Irisin, the shed extracellular domain of a transmembrane protein called FNDC5, was discovered as a novel polypeptide and myokine mainly produced in response to physical activity and contraction and as a central regulator of muscle and fat metabolism. It is a novel hormone that has been proposed to play a significant role in energy homeostasis and obesity.
It is reported that moderate increase in circulating irisin levels augments energy expenditure, protects against diet-induced weight gain and alleviates insulin resistance.
Previous studies in rodents and humans have raised hypotheses on potential associations between circulating irisin levels and energy expenditure, metabolic parameters including diabetes status, and/or other adipokines. It also examined relationships between irisin and MetS, insulin resistance, and/or CVD risk after adjusting for potential confounders.
The aim of study was to assess irisin hormone immunohistochemical expression in the scalp of AGA patients and its possible association with MetS.
The study included 66 patients with AGA divided into 22 male patients (male pattern baldness), 22 female patients (female-pattern baldness), and 22 subjects as controls. They were selected randomly from the Outpatient dermatology Clinic, Menoufia University hospital.
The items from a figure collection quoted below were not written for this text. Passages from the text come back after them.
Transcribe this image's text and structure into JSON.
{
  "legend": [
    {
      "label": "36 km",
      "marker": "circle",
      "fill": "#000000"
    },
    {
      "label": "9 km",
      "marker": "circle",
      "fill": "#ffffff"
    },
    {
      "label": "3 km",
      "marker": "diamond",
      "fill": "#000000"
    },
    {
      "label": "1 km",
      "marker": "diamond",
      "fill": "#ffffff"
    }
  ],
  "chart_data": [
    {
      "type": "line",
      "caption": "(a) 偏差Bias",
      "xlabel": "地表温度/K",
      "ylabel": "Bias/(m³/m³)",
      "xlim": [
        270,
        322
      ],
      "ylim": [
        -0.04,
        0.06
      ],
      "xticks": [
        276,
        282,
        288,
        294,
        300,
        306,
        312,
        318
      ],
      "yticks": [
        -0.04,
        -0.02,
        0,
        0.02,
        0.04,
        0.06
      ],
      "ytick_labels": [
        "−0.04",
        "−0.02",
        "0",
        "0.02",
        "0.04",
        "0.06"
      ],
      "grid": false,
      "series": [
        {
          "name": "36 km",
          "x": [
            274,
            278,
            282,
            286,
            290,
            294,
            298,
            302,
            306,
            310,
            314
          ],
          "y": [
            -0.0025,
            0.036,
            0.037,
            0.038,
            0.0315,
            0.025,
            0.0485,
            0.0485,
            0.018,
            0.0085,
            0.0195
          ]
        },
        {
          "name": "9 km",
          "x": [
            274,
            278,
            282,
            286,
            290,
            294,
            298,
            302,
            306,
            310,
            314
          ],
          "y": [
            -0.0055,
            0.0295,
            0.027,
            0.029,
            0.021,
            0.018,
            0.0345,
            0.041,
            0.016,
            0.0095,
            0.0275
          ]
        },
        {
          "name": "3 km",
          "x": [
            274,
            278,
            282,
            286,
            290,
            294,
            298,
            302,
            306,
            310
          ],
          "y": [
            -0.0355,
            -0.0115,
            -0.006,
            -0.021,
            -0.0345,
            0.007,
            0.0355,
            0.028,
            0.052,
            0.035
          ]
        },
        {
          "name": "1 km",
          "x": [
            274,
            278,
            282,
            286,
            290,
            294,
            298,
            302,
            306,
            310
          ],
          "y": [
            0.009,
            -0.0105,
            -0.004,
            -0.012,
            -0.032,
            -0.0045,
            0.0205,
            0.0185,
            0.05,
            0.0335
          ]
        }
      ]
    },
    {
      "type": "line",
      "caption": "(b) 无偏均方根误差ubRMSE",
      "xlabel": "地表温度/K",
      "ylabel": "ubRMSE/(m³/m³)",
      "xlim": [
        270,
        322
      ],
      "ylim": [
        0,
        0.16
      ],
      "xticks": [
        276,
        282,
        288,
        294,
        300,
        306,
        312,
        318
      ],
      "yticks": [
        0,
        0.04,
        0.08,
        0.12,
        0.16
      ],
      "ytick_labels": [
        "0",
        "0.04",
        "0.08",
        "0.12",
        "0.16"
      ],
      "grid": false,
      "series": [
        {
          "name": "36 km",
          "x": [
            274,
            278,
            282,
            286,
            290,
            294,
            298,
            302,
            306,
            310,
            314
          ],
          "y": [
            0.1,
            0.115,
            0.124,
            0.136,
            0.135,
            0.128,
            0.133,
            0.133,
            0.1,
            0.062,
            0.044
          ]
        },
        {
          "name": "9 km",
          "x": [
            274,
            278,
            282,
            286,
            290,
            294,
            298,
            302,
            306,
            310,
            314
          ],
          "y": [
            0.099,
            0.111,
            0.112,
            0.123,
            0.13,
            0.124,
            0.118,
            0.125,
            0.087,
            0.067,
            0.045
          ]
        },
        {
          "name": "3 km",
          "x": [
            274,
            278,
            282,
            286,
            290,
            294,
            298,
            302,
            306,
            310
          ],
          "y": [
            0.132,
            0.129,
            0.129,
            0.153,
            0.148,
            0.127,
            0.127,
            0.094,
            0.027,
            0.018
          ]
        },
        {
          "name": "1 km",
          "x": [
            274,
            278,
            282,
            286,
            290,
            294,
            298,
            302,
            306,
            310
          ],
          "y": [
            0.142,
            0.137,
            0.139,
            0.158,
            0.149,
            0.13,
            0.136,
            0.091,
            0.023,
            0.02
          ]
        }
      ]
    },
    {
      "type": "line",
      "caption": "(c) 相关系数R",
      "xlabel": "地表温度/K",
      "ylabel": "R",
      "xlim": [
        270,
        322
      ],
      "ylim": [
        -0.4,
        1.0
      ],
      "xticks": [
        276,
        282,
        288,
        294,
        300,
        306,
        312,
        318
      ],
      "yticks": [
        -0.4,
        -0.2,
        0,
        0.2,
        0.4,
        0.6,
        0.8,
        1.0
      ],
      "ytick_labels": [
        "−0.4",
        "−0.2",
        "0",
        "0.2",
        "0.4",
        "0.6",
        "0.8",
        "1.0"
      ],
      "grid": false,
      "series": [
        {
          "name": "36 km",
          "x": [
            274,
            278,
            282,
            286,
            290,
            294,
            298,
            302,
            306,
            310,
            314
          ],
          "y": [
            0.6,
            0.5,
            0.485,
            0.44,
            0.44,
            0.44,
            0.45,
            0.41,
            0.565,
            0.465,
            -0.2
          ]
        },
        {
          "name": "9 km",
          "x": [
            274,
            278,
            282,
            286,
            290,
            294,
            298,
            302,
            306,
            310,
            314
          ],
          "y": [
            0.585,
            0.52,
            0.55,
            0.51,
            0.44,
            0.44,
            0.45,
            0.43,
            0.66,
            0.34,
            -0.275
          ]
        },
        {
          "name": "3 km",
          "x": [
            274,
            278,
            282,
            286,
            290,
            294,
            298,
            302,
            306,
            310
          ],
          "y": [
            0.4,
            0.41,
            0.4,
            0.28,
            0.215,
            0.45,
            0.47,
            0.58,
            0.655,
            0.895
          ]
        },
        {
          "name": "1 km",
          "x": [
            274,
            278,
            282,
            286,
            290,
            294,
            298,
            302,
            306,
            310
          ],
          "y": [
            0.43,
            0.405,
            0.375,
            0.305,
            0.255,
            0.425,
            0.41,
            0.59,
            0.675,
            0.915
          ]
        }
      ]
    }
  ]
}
A written consent approved by the Local Ethical Research Committee at Menoufia Faculty of Medicine was signed by every participant in this study.
All patients were subjected to full history taking, general and dermatological examination, anthropometric measurements (weight, height, waist circumference), BP determination, measurement of fasting blood glucose, and lipid profile. Two 4 mm punch biopsies were taken from each subject; one for routine histopathology and one for immunohistochemical staining by polyclonal antibody against FNDC5 (Irisin).
Age of patients ranged between 23-58 years with mean ± SD age of (36.36±9.62), while, age of controls ranged between 23-55 years with mean ± SD age of (38.09±8.93).